Ui, tiefschürfend. Und ein Thema über das kaum jemand schreibt… *räusper*
Nagut, da bin ich heute also in Flensburg unterwegs, und schaue mich hier und da um, und da kommt mir plötzlich die Erkenntnis:
Ich habe meinen Sinn des Lebens gefunden. Denke ich zumindest. Zumindest für jetzt.
Früher dachte ich immer, der Sinn des Lebens sei es, möglichst viel Wissen anzuhäufen, was sich, wie ich irgendwann irgendwo mal las, erstaunlicherweise mit der Ansicht der alten Ägypter zu decken scheint.
Irgendwann hat man dann aber keinen Bock mehr darauf, schlaue Bücher zu lesen. Irgendwann reichts einem, denn je mehr man versucht sich eine umfassende Allgemeinbildung aufzubauen, desto mehr uninteressanter Krempel ist dabei, und desto mehr interessante „Fakten“ widersprechen sich.
Was also dann? Lachen, Trinken, Fröhlichsein?
Vielleicht wenn man Rheinländer wäre, was ich nicht bin.
Mein Momentaner Sinn des Lebens, wie ich beim Promenieren durch die aufgerissene Flensburger Fußgängerzone feststellte, ist mich von Pointe zu Pointe zu hangeln.

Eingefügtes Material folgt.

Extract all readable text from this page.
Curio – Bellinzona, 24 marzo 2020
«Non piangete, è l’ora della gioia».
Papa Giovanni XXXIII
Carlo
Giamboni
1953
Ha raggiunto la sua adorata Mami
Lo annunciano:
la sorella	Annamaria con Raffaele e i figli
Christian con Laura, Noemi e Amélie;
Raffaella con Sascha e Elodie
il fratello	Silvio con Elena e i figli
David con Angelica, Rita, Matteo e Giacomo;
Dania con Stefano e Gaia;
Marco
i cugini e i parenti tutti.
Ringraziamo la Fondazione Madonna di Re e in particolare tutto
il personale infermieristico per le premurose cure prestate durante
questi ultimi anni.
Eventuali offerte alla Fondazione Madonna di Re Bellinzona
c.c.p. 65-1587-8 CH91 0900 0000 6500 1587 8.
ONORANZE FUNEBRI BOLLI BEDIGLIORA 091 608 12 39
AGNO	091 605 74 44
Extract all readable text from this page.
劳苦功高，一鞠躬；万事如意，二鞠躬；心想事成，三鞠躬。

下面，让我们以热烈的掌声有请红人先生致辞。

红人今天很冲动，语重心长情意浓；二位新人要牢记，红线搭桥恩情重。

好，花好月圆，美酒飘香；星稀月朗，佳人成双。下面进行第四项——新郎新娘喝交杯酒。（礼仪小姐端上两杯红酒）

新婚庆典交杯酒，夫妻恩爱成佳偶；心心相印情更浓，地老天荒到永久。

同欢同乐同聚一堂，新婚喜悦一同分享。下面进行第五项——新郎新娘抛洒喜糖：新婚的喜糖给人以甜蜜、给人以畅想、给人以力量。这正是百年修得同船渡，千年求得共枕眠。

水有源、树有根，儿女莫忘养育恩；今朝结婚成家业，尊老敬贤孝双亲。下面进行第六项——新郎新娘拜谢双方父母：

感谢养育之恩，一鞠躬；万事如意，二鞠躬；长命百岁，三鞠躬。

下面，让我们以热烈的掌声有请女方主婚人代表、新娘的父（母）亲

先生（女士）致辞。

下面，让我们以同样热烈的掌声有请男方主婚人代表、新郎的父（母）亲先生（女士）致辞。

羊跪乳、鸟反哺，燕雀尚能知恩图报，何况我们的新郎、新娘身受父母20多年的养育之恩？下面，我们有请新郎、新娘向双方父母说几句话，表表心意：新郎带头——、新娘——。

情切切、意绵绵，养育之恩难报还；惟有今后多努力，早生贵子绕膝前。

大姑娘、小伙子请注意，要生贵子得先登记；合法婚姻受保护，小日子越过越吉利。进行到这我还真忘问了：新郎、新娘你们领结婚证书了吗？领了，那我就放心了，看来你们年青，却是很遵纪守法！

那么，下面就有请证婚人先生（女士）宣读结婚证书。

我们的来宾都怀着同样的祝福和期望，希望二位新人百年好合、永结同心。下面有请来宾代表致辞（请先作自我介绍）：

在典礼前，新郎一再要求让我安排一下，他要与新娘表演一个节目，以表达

Das heißt jetzt nicht, dass ich ständig dumme Witze erzählen muss. Naja, das tu ich ehrlich gesagt trotzdem. Mein Sinn des Lebens ist den Humor in Alltagssituationen zu erkennen, und mich innerlich schlapp zu lachen. Dabei können dies sowohl Situationen sein, die mich betreffen, als auch welche, denen ich nur als Aussenstehender beiwohne. Dieser Sinn ergibt einen Sinn für mich.

Mal was anderes: Hat jemand von euch schon mal mit der Kamera geredet? Ich hab das schon gemacht. Also mir vorgestellt ich sei im Fernsehen, und den Ort angesprochen, an dem die Kamera hätte stehen müssen. Ich weiß nicht mehr was ich gesagt habe, ist schon lange her, aber es war etwas wie „Das ist mal wieder typisch für mich!“
Keine Angst, wenn ich irgendwann einmal mein Leben durch Konservenlachen untermalt höre, gehe ich spätestens zu einem Psychlogen.